Hepimiz bilimi seviyoruz; öyleyse neden bu BTEM karşıtlığı? İlk nedeni yukarıda açıkladık: BTEM, yandaşlarının söz verdiğinin tersine çok az sorunu çözüyor. Kaldı ki bilimdışı ve sermaye yanlısı anlayışlar da sözgelimi tabletler aracılığıyla yaygınlaşabiliyor. Ancak, bir diğer nokta, programlama dahil olmak üzere BTEM eğitiminin yaygınlaşmasının mezunların işgücü piyasalarındaki ücretlerini düşürecek olması. Herkes BTEM bilirse, bu, değer verilen bir kazanım olmaktan çıkacak. Öte yandan, bu görüşün de şu riski var: BTEM yaygınlaşmayacaksa, teknik işler bir avuç üstünlüklünün elinde olacak ve kuşaktan kuşağa geçecek; mühendisin çocuğu mühendis, doktorun çocuğu doktor olmayı sürdürecek ve değişik kesimlerden gelme çocukların bu tür şansları olmayacak.
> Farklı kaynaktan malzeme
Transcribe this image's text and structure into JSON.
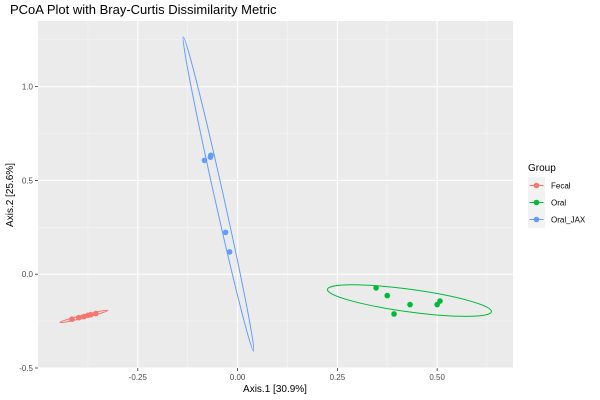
{
  "chart_data": {
    "type": "scatter",
    "title": "PCoA Plot with Bray-Curtis Dissimilarity Metric",
    "xlabel": "Axis.1   [30.9%]",
    "ylabel": "Axis.2   [25.6%]",
    "xlim": [
      -0.5,
      0.69
    ],
    "ylim": [
      -0.5,
      1.35
    ],
    "x_ticks": [
      -0.25,
      0.0,
      0.25,
      0.5
    ],
    "x_tick_labels": [
      "-0.25",
      "0.00",
      "0.25",
      "0.50"
    ],
    "y_ticks": [
      -0.5,
      0.0,
      0.5,
      1.0
    ],
    "y_tick_labels": [
      "-0.5",
      "0.0",
      "0.5",
      "1.0"
    ],
    "grid": true,
    "legend": {
      "title": "Group",
      "position": "right"
    },
    "series": [
      {
        "name": "Fecal",
        "color": "#F8766D",
        "points": [
          {
            "x": -0.415,
            "y": -0.24
          },
          {
            "x": -0.398,
            "y": -0.232
          },
          {
            "x": -0.385,
            "y": -0.226
          },
          {
            "x": -0.375,
            "y": -0.219
          },
          {
            "x": -0.368,
            "y": -0.216
          },
          {
            "x": -0.355,
            "y": -0.21
          }
        ],
        "ellipse": {
          "x_start": -0.445,
          "y_start": -0.257,
          "x_end": -0.325,
          "y_end": -0.193,
          "minor_half_width": 0.006
        }
      },
      {
        "name": "Oral",
        "color": "#00BA38",
        "points": [
          {
            "x": 0.347,
            "y": -0.073
          },
          {
            "x": 0.375,
            "y": -0.114
          },
          {
            "x": 0.392,
            "y": -0.212
          },
          {
            "x": 0.432,
            "y": -0.162
          },
          {
            "x": 0.5,
            "y": -0.162
          },
          {
            "x": 0.507,
            "y": -0.143
          }
        ],
        "ellipse": {
          "x_start": 0.225,
          "y_start": -0.081,
          "x_end": 0.636,
          "y_end": -0.2,
          "minor_half_width": 0.06
        }
      },
      {
        "name": "Oral_JAX",
        "color": "#619CFF",
        "points": [
          {
            "x": -0.083,
            "y": 0.607
          },
          {
            "x": -0.068,
            "y": 0.624
          },
          {
            "x": -0.067,
            "y": 0.634
          },
          {
            "x": -0.03,
            "y": 0.223
          },
          {
            "x": -0.02,
            "y": 0.119
          }
        ],
        "ellipse": {
          "x_start": -0.136,
          "y_start": 1.265,
          "x_end": 0.04,
          "y_end": -0.41,
          "minor_half_width": 0.024
        }
      }
    ]
  }
}
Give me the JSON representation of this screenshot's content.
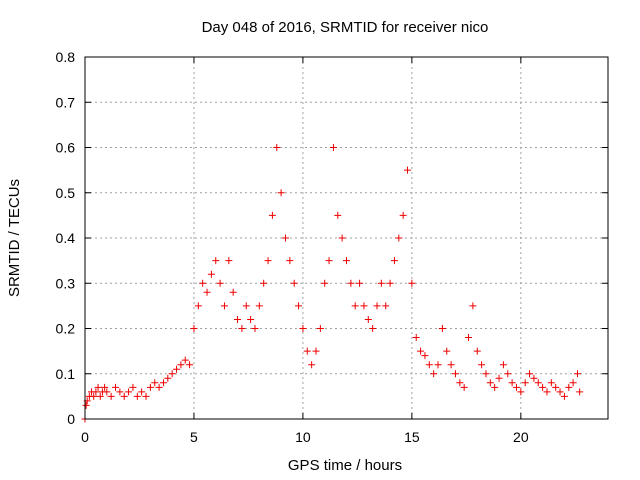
{
  "chart_data": {
    "type": "scatter",
    "title": "Day 048 of 2016, SRMTID for receiver nico",
    "xlabel": "GPS time / hours",
    "ylabel": "SRMTID / TECUs",
    "xlim": [
      0,
      24
    ],
    "ylim": [
      0,
      0.8
    ],
    "xticks": [
      0,
      5,
      10,
      15,
      20
    ],
    "yticks": [
      0,
      0.1,
      0.2,
      0.3,
      0.4,
      0.5,
      0.6,
      0.7,
      0.8
    ],
    "xtick_labels": [
      "0",
      "5",
      "10",
      "15",
      "20"
    ],
    "ytick_labels": [
      "0",
      "0.1",
      "0.2",
      "0.3",
      "0.4",
      "0.5",
      "0.6",
      "0.7",
      "0.8"
    ],
    "grid": true,
    "marker": "+",
    "color": "#ee0000",
    "series": [
      {
        "name": "SRMTID",
        "x": [
          0.0,
          0.05,
          0.1,
          0.2,
          0.3,
          0.4,
          0.5,
          0.6,
          0.7,
          0.8,
          0.9,
          1.0,
          1.2,
          1.4,
          1.6,
          1.8,
          2.0,
          2.2,
          2.4,
          2.6,
          2.8,
          3.0,
          3.2,
          3.4,
          3.6,
          3.8,
          4.0,
          4.2,
          4.4,
          4.6,
          4.8,
          5.0,
          5.2,
          5.4,
          5.6,
          5.8,
          6.0,
          6.2,
          6.4,
          6.6,
          6.8,
          7.0,
          7.2,
          7.4,
          7.6,
          7.8,
          8.0,
          8.2,
          8.4,
          8.6,
          8.8,
          9.0,
          9.2,
          9.4,
          9.6,
          9.8,
          10.0,
          10.2,
          10.4,
          10.6,
          10.8,
          11.0,
          11.2,
          11.4,
          11.6,
          11.8,
          12.0,
          12.2,
          12.4,
          12.6,
          12.8,
          13.0,
          13.2,
          13.4,
          13.6,
          13.8,
          14.0,
          14.2,
          14.4,
          14.6,
          14.8,
          15.0,
          15.2,
          15.4,
          15.6,
          15.8,
          16.0,
          16.2,
          16.4,
          16.6,
          16.8,
          17.0,
          17.2,
          17.4,
          17.6,
          17.8,
          18.0,
          18.2,
          18.4,
          18.6,
          18.8,
          19.0,
          19.2,
          19.4,
          19.6,
          19.8,
          20.0,
          20.2,
          20.4,
          20.6,
          20.8,
          21.0,
          21.2,
          21.4,
          21.6,
          21.8,
          22.0,
          22.2,
          22.4,
          22.6,
          22.7
        ],
        "y": [
          0.0,
          0.03,
          0.04,
          0.05,
          0.06,
          0.05,
          0.06,
          0.07,
          0.05,
          0.06,
          0.07,
          0.06,
          0.05,
          0.07,
          0.06,
          0.05,
          0.06,
          0.07,
          0.05,
          0.06,
          0.05,
          0.07,
          0.08,
          0.07,
          0.08,
          0.09,
          0.1,
          0.11,
          0.12,
          0.13,
          0.12,
          0.2,
          0.25,
          0.3,
          0.28,
          0.32,
          0.35,
          0.3,
          0.25,
          0.35,
          0.28,
          0.22,
          0.2,
          0.25,
          0.22,
          0.2,
          0.25,
          0.3,
          0.35,
          0.45,
          0.6,
          0.5,
          0.4,
          0.35,
          0.3,
          0.25,
          0.2,
          0.15,
          0.12,
          0.15,
          0.2,
          0.3,
          0.35,
          0.6,
          0.45,
          0.4,
          0.35,
          0.3,
          0.25,
          0.3,
          0.25,
          0.22,
          0.2,
          0.25,
          0.3,
          0.25,
          0.3,
          0.35,
          0.4,
          0.45,
          0.55,
          0.3,
          0.18,
          0.15,
          0.14,
          0.12,
          0.1,
          0.12,
          0.2,
          0.15,
          0.12,
          0.1,
          0.08,
          0.07,
          0.18,
          0.25,
          0.15,
          0.12,
          0.1,
          0.08,
          0.07,
          0.09,
          0.12,
          0.1,
          0.08,
          0.07,
          0.06,
          0.08,
          0.1,
          0.09,
          0.08,
          0.07,
          0.06,
          0.08,
          0.07,
          0.06,
          0.05,
          0.07,
          0.08,
          0.1,
          0.06
        ]
      }
    ]
  }
}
Bu tartışmayı daha da karmaşıklaştıran ise, BTEM’in sınıf atlama aracı olarak özendirilmesi. Dolayısıyla, elimizde doğru bir yanıt yok.

 

Durum, akla Sovyetler Birliği’ni getiriyor. Belki bağlamlar farklı olduğundan karşılaştırma yapmak yanlış. Ancak herkesin BTEM bildiği koşullarda, mühendislik ucuzluyor denebilir. Yine bağlamları düşünürsek, bilimsel bilgiyi temel alan insanlar olarak BTEM’i piyasacıların savunduğundan farklı bir biçimde savunmak gerekiyor. Eleştirel bir BTEM eğitiminden söz ediyor olmalıyız. Oysa, eleştirellik genellikle sosyal derslerde uygulanagelen bir öğe. Dolayısıyla, bu konuda ciddi bir boşluk olduğunu söyleyebiliriz.

 

Eğitimin erken kademelerinde programlama öğretmeli mi? Piyasacılara göre öğretmeli, böylece emek ucuzlayacak. Eleştirel bakanlara göre öğretmemeli. Ama bu da çözüm değil. Bize kalırsa öğretmeli; çünkü bu, çocuğa özne olma olanağı verecektir. Senaryo yazımı da aynı biçimde... Yoksa teknoloji yurttaşlar için bir kara kutuya dönüşüyor. Bizim çocukluktan başlayarak sözgelimi cep telefonlarının nasıl çalıştığını öğretmemiz gerekiyor.

 

Bağlama bakalım yine. Türkiye bağlamında BTEM azaltılsa onların yerine bilimdışı dersler baskın olacak. Dolayısıyla, bir kez daha BTEM’i savunmak gerekir. Bu, evrimi savunmak kadar doğal bir durum. Ancak yine de BTEM yerine daha uygun bir kavram öne sürmekten de geri kalmamalıyız: Eleştirel Bilim ve Teknoloji Okuryazarlığı (EBTO). Neden eleştirel? Çünkü piyasanın isterlerinin ötesine geçmek istiyoruz. Neden okuryazarlık? Çünkü okuma-yazma kadar yaygın olmasını istiyoruz. Bunun içini sonraki çalışmalarda doldurmak gerekiyor. 

 

 

 

(*) Bkz. Gezgin, U.B. (2020). Zeka Fetişizmine Karşı: Yapay Zeka, Büyük Veri, Bilişsel Bilim ve Gelecekbilim Üzerine. İstanbul: Yar.